Inspiring Young Readers
It’s an amazing, creepy world
I’ve never been a fan of American superhero comics. The world of Marvel pretty much passed me by and I always found the adventures of Superman, Batman, Green Lantern, Spiderman and the rest of the crew mildly irritating – not least because the logical inconsistencies in stories or their personae always seemed to me to be so obvious that I couldn’t get over them. Who really wouldn’t have known Clark Kent was Superman or Bruce Wayne Batman? Only the wilfully stupid could be fooled for so long by such a tissue of artifice. I’m guessing that there will be plenty of aficionados out there who will be eager to tell me that I’ve missed the whole point or got my facts wrong but, you know what, I don’t care. To me it’s still just so much unbelievable tosh. Hollywood’s recent obsession with the superhero is proof enough that there is another generation of comic book readers who never outgrew their nerdy adolescence and have grown old and rich enough to indulge their juvenile imaginations and inflict more of this nonsense on us all.
Having said that, however, it’s not true to say that I shunned all American comic books. I certainly did have a fascination for another genre; the supernatural, creepy- worlds thrillers that had their television incarnation in series like The Outer Limits. I never had very much disposable income in my childhood and early youth so I was dependent on scrounging copies of Amazing Tales or Creepy Worlds from school friends or maybe picking up second hand copies for a few pence at the second hand shop but when I got hold of a copy I would spend hours reading the stories time after time. Of course many of the stories were often absurd – they were meant to be, that was the point – but at their best they were great fiction. It wasn’t until I was considerably older that I realised these comic books often took contributions from some of the very best science fiction authors of the day and so I was actually in pretty good hands.
The stories frequently focussed on people being transported to other times or other dimensions, developing strange powers to foretell the future, being given wishes that go wrong, being transformed into other bodies or even inanimate objects. The stretch of their imagination was limitless ( and sometimes plain crazy) but they made the average superhero plot look like what it was, a pastime for the knuckleheads. And then there was the artwork….
What a joy the artwork was and especially the always iconic front cover. Beautifully drawn and in vibrant colours, the front cover would be the comic’s calling card. Here was the image that pulled you in, promising a world of improbable excitement with just a tinge of horror. You didn’t have to read too many of these publications before you rumbled that the thrill of the front cover was simply artistic licence – quite often what was shown on the front bore little or absolutely no relationship to any of the stories inside the comic. But somehow that didn’t really matter, you were hooked and off you went on a white-knuckle ride through the improbable events hidden in the dark side of American life.
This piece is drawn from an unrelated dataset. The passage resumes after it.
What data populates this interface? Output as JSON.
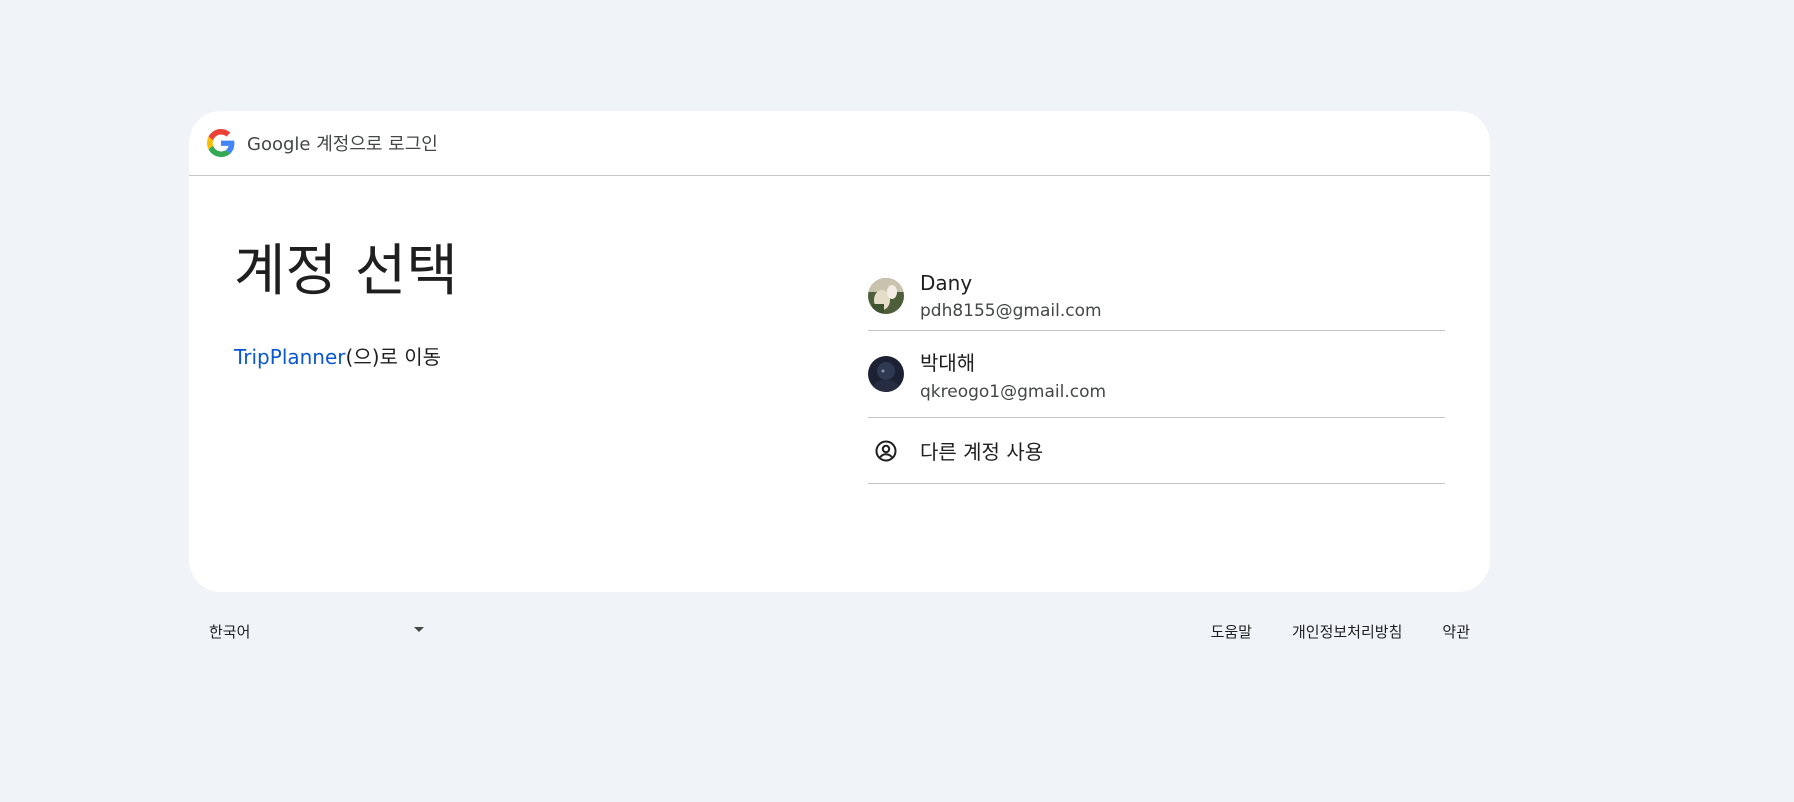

Of course America itself was a mystery to a working class British boy like me – who could possibly know what was going on in the Mid-West, San Francisco’s Chinatown or the nightclubs of New York? Maybe anything was possible?
I soon outgrew the comics though and although I retain a mild fascination and a rather nostalgic memory ( how accurate it is I’m not sure) of the classified advert sections at the back of the comics – x-ray specs anyone? – I moved on to more substantial and more fulfilling reading. I do wonder, however, why Hollywood doesn’t have a fascination for these supernatural thrillers in the way it does for the superhero – I would have thought there’s plenty of great stuff there to revisit.